Conflit domanial: quand Djéné Kaba tente de déloger les membres de sa famille à Dixinn 

Société

Un conflit domanial opposant les membres d’une même famille a tourné au vinaigre ce vendredi 5 mai 2017 au quartier Camayenne dans la commune de Dixinn. Le litige qui oppose Djéné Kaba et les autres membres de sa famille  tourne au tour d’une maison qu’a laissée leur grand-père.   

Selon les témoignages recueillis sur les lieux, c’est la dame Djéné Kaba qui a envoyé les forces de l’ordre pour déguerpir les autres membres de sa famille qui occupent la concession.  Arrivés sur les lieux, les agents ont décoiffé la maison, pillé le contenu et aurait emporté des biens. Constatant le vandalisme de la concession par des agents des forces de l’ordre, les membres de la famille appuyés par certains jeunes du quartier se sont opposés. Une chose qui a poussé les forces de l’ordre à utiliser les gaz-lacrymogènes pour disperser la foule causant des blessés.  

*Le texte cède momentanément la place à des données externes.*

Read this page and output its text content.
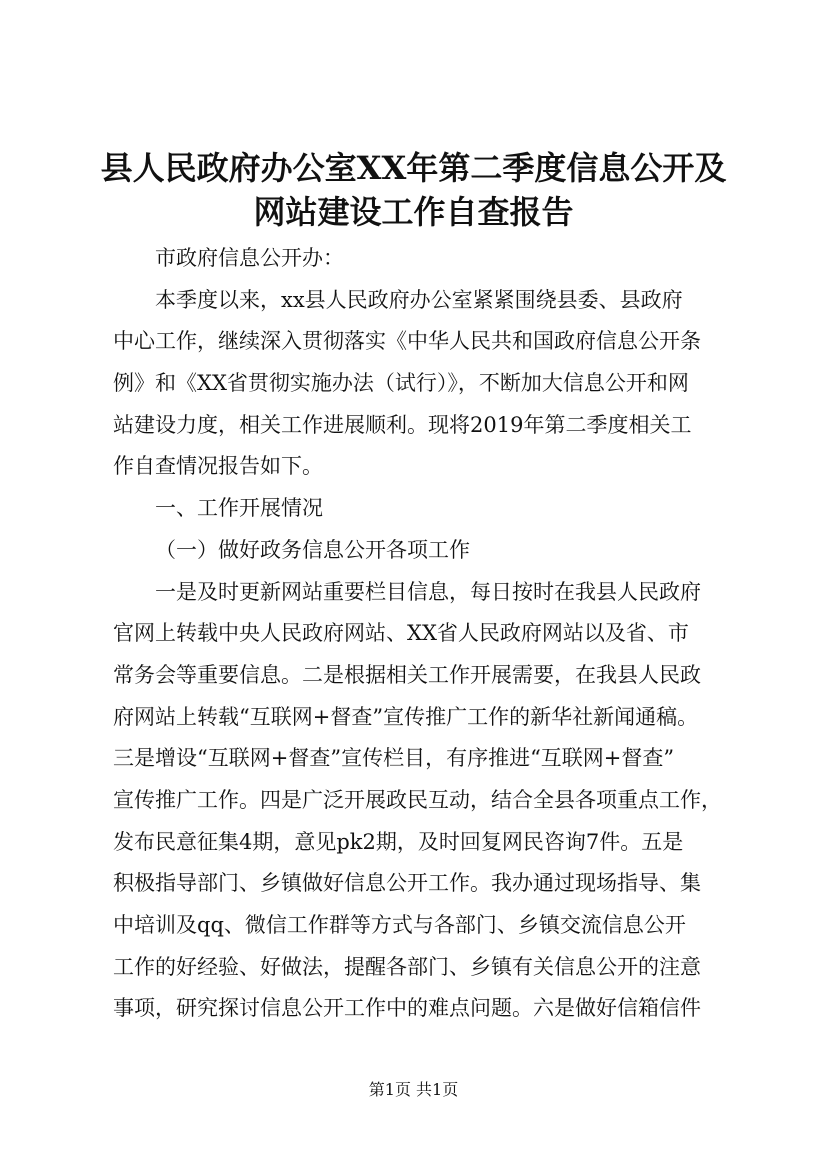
县人民政府办公室XX年第二季度信息公开及
网站建设工作自查报告
市政府信息公开办：
本季度以来，xx县人民政府办公室紧紧围绕县委、县政府
中心工作，继续深入贯彻落实《中华人民共和国政府信息公开条
例》和《XX省贯彻实施办法（试行）》，不断加大信息公开和网
站建设力度，相关工作进展顺利。现将2019年第二季度相关工
作自查情况报告如下。
一、工作开展情况
（一）做好政务信息公开各项工作
一是及时更新网站重要栏目信息，每日按时在我县人民政府
官网上转载中央人民政府网站、XX省人民政府网站以及省、市
常务会等重要信息。二是根据相关工作开展需要，在我县人民政
府网站上转载“互联网+督查”宣传推广工作的新华社新闻通稿。
三是增设“互联网+督查”宣传栏目，有序推进“互联网+督查”
宣传推广工作。四是广泛开展政民互动，结合全县各项重点工作，
发布民意征集4期，意见pk2期，及时回复网民咨询7件。五是
积极指导部门、乡镇做好信息公开工作。我办通过现场指导、集
中培训及qq、微信工作群等方式与各部门、乡镇交流信息公开
工作的好经验、好做法，提醒各部门、乡镇有关信息公开的注意
事项，研究探讨信息公开工作中的难点问题。六是做好信箱信件
第1页 共1页
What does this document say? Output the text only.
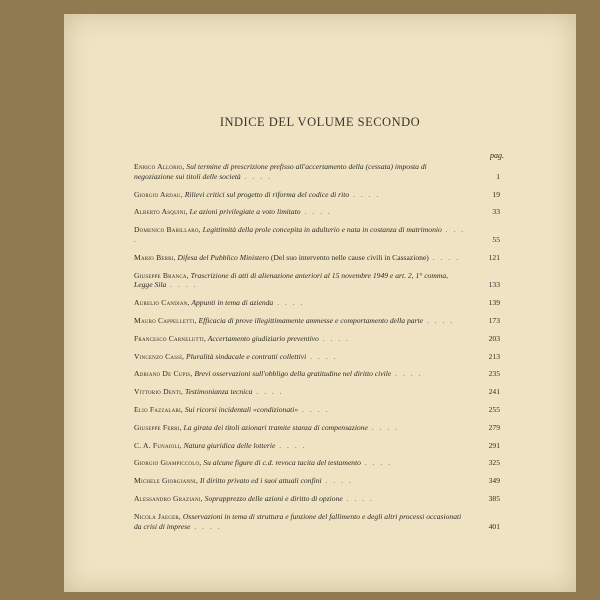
INDICE DEL VOLUME SECONDO
pag.
Enrico Allorio, Sul termine di prescrizione prefisso all'accertamento della (cessata) imposta di negoziazione sui titoli delle società . . . .	1
Giorgio Ardau, Rilievi critici sul progetto di riforma del codice di rito . . . .	19
Alberto Asquini, Le azioni privilegiate a voto limitato . . . .	33
Domenico Barillaro, Legittimità della prole concepita in adulterio e nata in costanza di matrimonio . . . .	55
Mario Berri, Difesa del Pubblico Ministero (Del suo intervento nelle cause civili in Cassazione) . . . .	121
Giuseppe Branca, Trascrizione di atti di alienazione anteriori al 15 novembre 1949 e art. 2, 1° comma, Legge Sila . . . .	133
Aurelio Candian, Appunti in tema di azienda . . . .	139
Mauro Cappelletti, Efficacia di prove illegittimamente ammesse e comportamento della parte . . . .	173
Francesco Carnelutti, Accertamento giudiziario preventivo . . . .	203
Vincenzo Cassì, Pluralità sindacale e contratti collettivi . . . .	213
Adriano De Cupis, Brevi osservazioni sull'obbligo della gratitudine nel diritto civile . . . .	235
Vittorio Denti, Testimonianza tecnica . . . .	241
Elio Fazzalari, Sui ricorsi incidentali «condizionati» . . . .	255
Giuseppe Ferri, La girata dei titoli azionari tramite stanza di compensazione . . . .	279
C. A. Funaioli, Natura giuridica delle lotterie . . . .	291
Giorgio Giampiccolo, Su alcune figure di c.d. revoca tacita del testamento . . . .	325
Michele Giorgianni, Il diritto privato ed i suoi attuali confini . . . .	349
Alessandro Graziani, Soprapprezzo delle azioni e diritto di opzione . . . .	385
Nicola Jaeger, Osservazioni in tema di struttura e funzione del fallimento e degli altri processi occasionati da crisi di imprese . . . .	401
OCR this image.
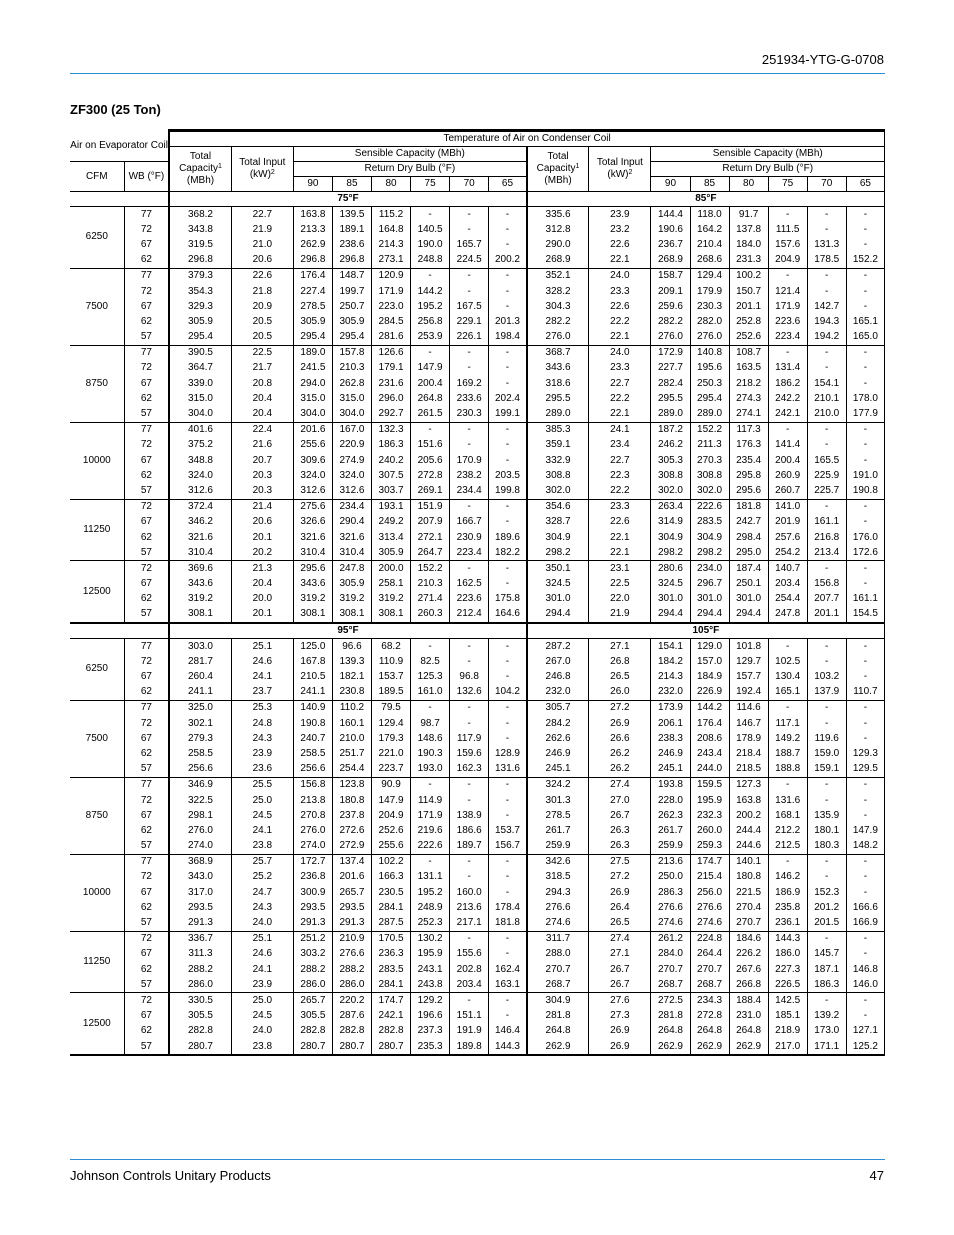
251934-YTG-G-0708
ZF300 (25 Ton)
Air on Evaporator Coil		Temperature of Air on Condenser Coil															
		Total Capacity$^1$
(MBh)	Total Input
(kW)$^2$	Sensible Capacity (MBh)						Total Capacity$^1$
(MBh)	Total Input
(kW)$^2$	Sensible Capacity (MBh)					
CFM	WB (°F)			Return Dry Bulb (°F)								Return Dry Bulb (°F)					
				90	85	80	75	70	65			90	85	80	75	70	65
		75°F								85°F							
6250	77	368.2	22.7	163.8	139.5	115.2	-	-	-	335.6	23.9	144.4	118.0	91.7	-	-	-
	72	343.8	21.9	213.3	189.1	164.8	140.5	-	-	312.8	23.2	190.6	164.2	137.8	111.5	-	-
	67	319.5	21.0	262.9	238.6	214.3	190.0	165.7	-	290.0	22.6	236.7	210.4	184.0	157.6	131.3	-
	62	296.8	20.6	296.8	296.8	273.1	248.8	224.5	200.2	268.9	22.1	268.9	268.6	231.3	204.9	178.5	152.2
7500	77	379.3	22.6	176.4	148.7	120.9	-	-	-	352.1	24.0	158.7	129.4	100.2	-	-	-
	72	354.3	21.8	227.4	199.7	171.9	144.2	-	-	328.2	23.3	209.1	179.9	150.7	121.4	-	-
	67	329.3	20.9	278.5	250.7	223.0	195.2	167.5	-	304.3	22.6	259.6	230.3	201.1	171.9	142.7	-
	62	305.9	20.5	305.9	305.9	284.5	256.8	229.1	201.3	282.2	22.2	282.2	282.0	252.8	223.6	194.3	165.1
	57	295.4	20.5	295.4	295.4	281.6	253.9	226.1	198.4	276.0	22.1	276.0	276.0	252.6	223.4	194.2	165.0
8750	77	390.5	22.5	189.0	157.8	126.6	-	-	-	368.7	24.0	172.9	140.8	108.7	-	-	-
	72	364.7	21.7	241.5	210.3	179.1	147.9	-	-	343.6	23.3	227.7	195.6	163.5	131.4	-	-
	67	339.0	20.8	294.0	262.8	231.6	200.4	169.2	-	318.6	22.7	282.4	250.3	218.2	186.2	154.1	-
	62	315.0	20.4	315.0	315.0	296.0	264.8	233.6	202.4	295.5	22.2	295.5	295.4	274.3	242.2	210.1	178.0
	57	304.0	20.4	304.0	304.0	292.7	261.5	230.3	199.1	289.0	22.1	289.0	289.0	274.1	242.1	210.0	177.9
10000	77	401.6	22.4	201.6	167.0	132.3	-	-	-	385.3	24.1	187.2	152.2	117.3	-	-	-
	72	375.2	21.6	255.6	220.9	186.3	151.6	-	-	359.1	23.4	246.2	211.3	176.3	141.4	-	-
	67	348.8	20.7	309.6	274.9	240.2	205.6	170.9	-	332.9	22.7	305.3	270.3	235.4	200.4	165.5	-
	62	324.0	20.3	324.0	324.0	307.5	272.8	238.2	203.5	308.8	22.3	308.8	308.8	295.8	260.9	225.9	191.0
	57	312.6	20.3	312.6	312.6	303.7	269.1	234.4	199.8	302.0	22.2	302.0	302.0	295.6	260.7	225.7	190.8
11250	72	372.4	21.4	275.6	234.4	193.1	151.9	-	-	354.6	23.3	263.4	222.6	181.8	141.0	-	-
	67	346.2	20.6	326.6	290.4	249.2	207.9	166.7	-	328.7	22.6	314.9	283.5	242.7	201.9	161.1	-
	62	321.6	20.1	321.6	321.6	313.4	272.1	230.9	189.6	304.9	22.1	304.9	304.9	298.4	257.6	216.8	176.0
	57	310.4	20.2	310.4	310.4	305.9	264.7	223.4	182.2	298.2	22.1	298.2	298.2	295.0	254.2	213.4	172.6
12500	72	369.6	21.3	295.6	247.8	200.0	152.2	-	-	350.1	23.1	280.6	234.0	187.4	140.7	-	-
	67	343.6	20.4	343.6	305.9	258.1	210.3	162.5	-	324.5	22.5	324.5	296.7	250.1	203.4	156.8	-
	62	319.2	20.0	319.2	319.2	319.2	271.4	223.6	175.8	301.0	22.0	301.0	301.0	301.0	254.4	207.7	161.1
	57	308.1	20.1	308.1	308.1	308.1	260.3	212.4	164.6	294.4	21.9	294.4	294.4	294.4	247.8	201.1	154.5
		95°F								105°F							
6250	77	303.0	25.1	125.0	96.6	68.2	-	-	-	287.2	27.1	154.1	129.0	101.8	-	-	-
	72	281.7	24.6	167.8	139.3	110.9	82.5	-	-	267.0	26.8	184.2	157.0	129.7	102.5	-	-
	67	260.4	24.1	210.5	182.1	153.7	125.3	96.8	-	246.8	26.5	214.3	184.9	157.7	130.4	103.2	-
	62	241.1	23.7	241.1	230.8	189.5	161.0	132.6	104.2	232.0	26.0	232.0	226.9	192.4	165.1	137.9	110.7
7500	77	325.0	25.3	140.9	110.2	79.5	-	-	-	305.7	27.2	173.9	144.2	114.6	-	-	-
	72	302.1	24.8	190.8	160.1	129.4	98.7	-	-	284.2	26.9	206.1	176.4	146.7	117.1	-	-
	67	279.3	24.3	240.7	210.0	179.3	148.6	117.9	-	262.6	26.6	238.3	208.6	178.9	149.2	119.6	-
	62	258.5	23.9	258.5	251.7	221.0	190.3	159.6	128.9	246.9	26.2	246.9	243.4	218.4	188.7	159.0	129.3
	57	256.6	23.6	256.6	254.4	223.7	193.0	162.3	131.6	245.1	26.2	245.1	244.0	218.5	188.8	159.1	129.5
8750	77	346.9	25.5	156.8	123.8	90.9	-	-	-	324.2	27.4	193.8	159.5	127.3	-	-	-
	72	322.5	25.0	213.8	180.8	147.9	114.9	-	-	301.3	27.0	228.0	195.9	163.8	131.6	-	-
	67	298.1	24.5	270.8	237.8	204.9	171.9	138.9	-	278.5	26.7	262.3	232.3	200.2	168.1	135.9	-
	62	276.0	24.1	276.0	272.6	252.6	219.6	186.6	153.7	261.7	26.3	261.7	260.0	244.4	212.2	180.1	147.9
	57	274.0	23.8	274.0	272.9	255.6	222.6	189.7	156.7	259.9	26.3	259.9	259.3	244.6	212.5	180.3	148.2
10000	77	368.9	25.7	172.7	137.4	102.2	-	-	-	342.6	27.5	213.6	174.7	140.1	-	-	-
	72	343.0	25.2	236.8	201.6	166.3	131.1	-	-	318.5	27.2	250.0	215.4	180.8	146.2	-	-
	67	317.0	24.7	300.9	265.7	230.5	195.2	160.0	-	294.3	26.9	286.3	256.0	221.5	186.9	152.3	-
	62	293.5	24.3	293.5	293.5	284.1	248.9	213.6	178.4	276.6	26.4	276.6	276.6	270.4	235.8	201.2	166.6
	57	291.3	24.0	291.3	291.3	287.5	252.3	217.1	181.8	274.6	26.5	274.6	274.6	270.7	236.1	201.5	166.9
11250	72	336.7	25.1	251.2	210.9	170.5	130.2	-	-	311.7	27.4	261.2	224.8	184.6	144.3	-	-
	67	311.3	24.6	303.2	276.6	236.3	195.9	155.6	-	288.0	27.1	284.0	264.4	226.2	186.0	145.7	-
	62	288.2	24.1	288.2	288.2	283.5	243.1	202.8	162.4	270.7	26.7	270.7	270.7	267.6	227.3	187.1	146.8
	57	286.0	23.9	286.0	286.0	284.1	243.8	203.4	163.1	268.7	26.7	268.7	268.7	266.8	226.5	186.3	146.0
12500	72	330.5	25.0	265.7	220.2	174.7	129.2	-	-	304.9	27.6	272.5	234.3	188.4	142.5	-	-
	67	305.5	24.5	305.5	287.6	242.1	196.6	151.1	-	281.8	27.3	281.8	272.8	231.0	185.1	139.2	-
	62	282.8	24.0	282.8	282.8	282.8	237.3	191.9	146.4	264.8	26.9	264.8	264.8	264.8	218.9	173.0	127.1
	57	280.7	23.8	280.7	280.7	280.7	235.3	189.8	144.3	262.9	26.9	262.9	262.9	262.9	217.0	171.1	125.2
Johnson Controls Unitary Products	47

Interrogé sur l’origine du conflit, Ibrahima Cire Kaba, inspecteur de police en service à la sureté de Conakry et membre de la famille, a indiqué que la concession est un héritage. Selon lui, la maison n’appartient pas au papa de dame Djéné Kaba. Tout de même, il affirme que c’est le nom du père de ce dernier qui est écrit sur les dossiers.

« Sur beaucoup de dossier des parcelles, ce sont les noms des ainés qui ont été écrits. Donc, c’était un consensus dans notre famille. Effectivement, c’est le nom de son père qui se trouve  dans le papier. Mais cela ne veut pas dire que la maison appartient à son père. Donc, c’est là le problème. La maison n’appartient pas à son père mais plus tôt à l’ensemble de la famille qui est aux nombres de 7 personnes. Et aujourd’hui, aucun d’entre eux n’est vivant», témoigne l’officier.  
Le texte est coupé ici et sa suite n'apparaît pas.